A game of "manhunt" apparently sparked a shooting alert on the University of Kentucky campus Sunday night and led to charges against four UK football players, according to documents filed Thursday in Fayette District Court.
The players — Dorian Baker, Drew Barker, Tymere Dubose and Stanley Williams — all are charged with second-degree disorderly conduct in documents filed with the court Thursday morning. The four, all freshmen, were served with summonses overnight.
The four are sitting out Saturday's South Carolina game as punishment for their role in last weekend's incident and might face additional internal team discipline.
According to the court documents, the players came forward Monday morning and admitted their involvement in the incident that led to the campus alert. By then, UK police had released surveillance photos from the Kirwan-Blanding dormitory area Sunday night.
According to complaints filed with the court Thursday, the players admitted they and some other individuals were playing a "game of manhunt" Sunday night, in which they would go outside their dorm, "chase each other around and shoot each other" with BB guns. They had up to four of the BB guns Sunday night, according to the complaints.
UK officials instituted an alert about 10 p.m.
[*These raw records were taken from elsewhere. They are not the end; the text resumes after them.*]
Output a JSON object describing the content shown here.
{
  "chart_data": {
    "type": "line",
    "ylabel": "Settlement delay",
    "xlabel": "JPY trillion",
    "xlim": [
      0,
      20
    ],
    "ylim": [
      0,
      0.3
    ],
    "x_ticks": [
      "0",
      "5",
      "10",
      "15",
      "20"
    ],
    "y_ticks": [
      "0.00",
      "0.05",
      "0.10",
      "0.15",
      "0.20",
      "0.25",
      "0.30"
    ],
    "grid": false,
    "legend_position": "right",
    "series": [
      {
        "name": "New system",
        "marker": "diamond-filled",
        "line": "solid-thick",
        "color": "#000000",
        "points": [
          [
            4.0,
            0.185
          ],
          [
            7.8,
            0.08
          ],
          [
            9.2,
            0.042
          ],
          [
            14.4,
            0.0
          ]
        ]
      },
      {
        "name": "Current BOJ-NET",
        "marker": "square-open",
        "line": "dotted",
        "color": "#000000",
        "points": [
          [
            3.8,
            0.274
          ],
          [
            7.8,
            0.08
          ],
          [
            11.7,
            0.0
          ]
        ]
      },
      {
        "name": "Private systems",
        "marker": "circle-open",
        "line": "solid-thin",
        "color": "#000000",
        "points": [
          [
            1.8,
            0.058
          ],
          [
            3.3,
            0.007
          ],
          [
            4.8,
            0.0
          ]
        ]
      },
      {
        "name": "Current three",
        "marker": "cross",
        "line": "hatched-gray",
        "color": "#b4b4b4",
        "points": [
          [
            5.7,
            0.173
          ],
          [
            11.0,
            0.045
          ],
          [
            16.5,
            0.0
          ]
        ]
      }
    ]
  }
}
Sunday after reports of shots fired in the Kirwan-Blanding area. Campus and city police searched the area, but found no one. Students in that part of campus were asked to remain in their dorms until the alert was lifted about midnight Sunday.
According to citations filed in court Thursday, witnesses reported seeing a group of six to eight men, one of whom was observed with a gun in his hand. Two witnesses also reported hearing up to three gunshots, the court complaints say.
According to one complaint, Dubose stated that when the group went outside for the manhunt game, he fired his BB gun into the air to see whether it was working properly. Dubose said that he noticed a "frat guy" running away after he fired the shot and that members of the group decided at that point to split up and leave the area.
According to information filed with the court, Williams told authorities he left the group and was walking away alone when he got a cellphone call that police were coming. Williams then threw his gun into a dumpster and returned to his dorm, according to the court filing.
According to a separate complaint, Dubose told officials he discarded his BB gun under a tree at University and Complex drives after realizing police were on their way. Barker also stated that he discarded his gun under a tree at the same location, documents say.
According to another filed complaint, Baker stated that his gun was broken and that he discarded it at the rear of Baldwin Hall.
It apparently was the "airsoft pistol" that UK police said they found Sunday night. They released pictures of that gun Monday morning.
UK police said late Tuesday that they recovered a total of four guns.
According to the court complaints, the four players admitted their actions "created a hazardous situation that served no legitimate purpose."
Manhunt is a game that teens or young adults are playing in various parts of the country, often using "airsoft guns" that resemble real firearms but shoot only small pellets.
According to news reports, police in Newton Township, Pa., almost fired on three teens who were playing manhunt with airsoft guns in August. Officers rushed to the scene that night thinking they were dealing with a real shootout, not a game, according to news accounts.
Robert Mock, UK vice president for student affairs, said in a statement Thursday that he could not discuss any possible student code charges against the four players.
But Mock said that in such cases the university gathers evidence — including police reports — and meetings are held between the director of student conduct and the student involved. If the director determines that a violation has occurred, the director and student try to establish a "restorative action plan" that allows for "student learning and repair of any harm done to the community," according to Mock.
If the incident can't be resolved that way, the student gets a formal hearing before a three-member board comprised of faculty and staff. The student may appeal that panel's decision to the University Appeals Board. The appeal board's decision would be final, according to Mock.
The full process can take about 60 days, Mock said.
Under Kentucky law, second-degree disorderly conduct is a misdemeanor covering offenses such as fighting, making unreasonably loud noises or creating hazardous situations. It is punishable by up to 90 days in jail.
The four UK players are to appear in district court Oct. 28.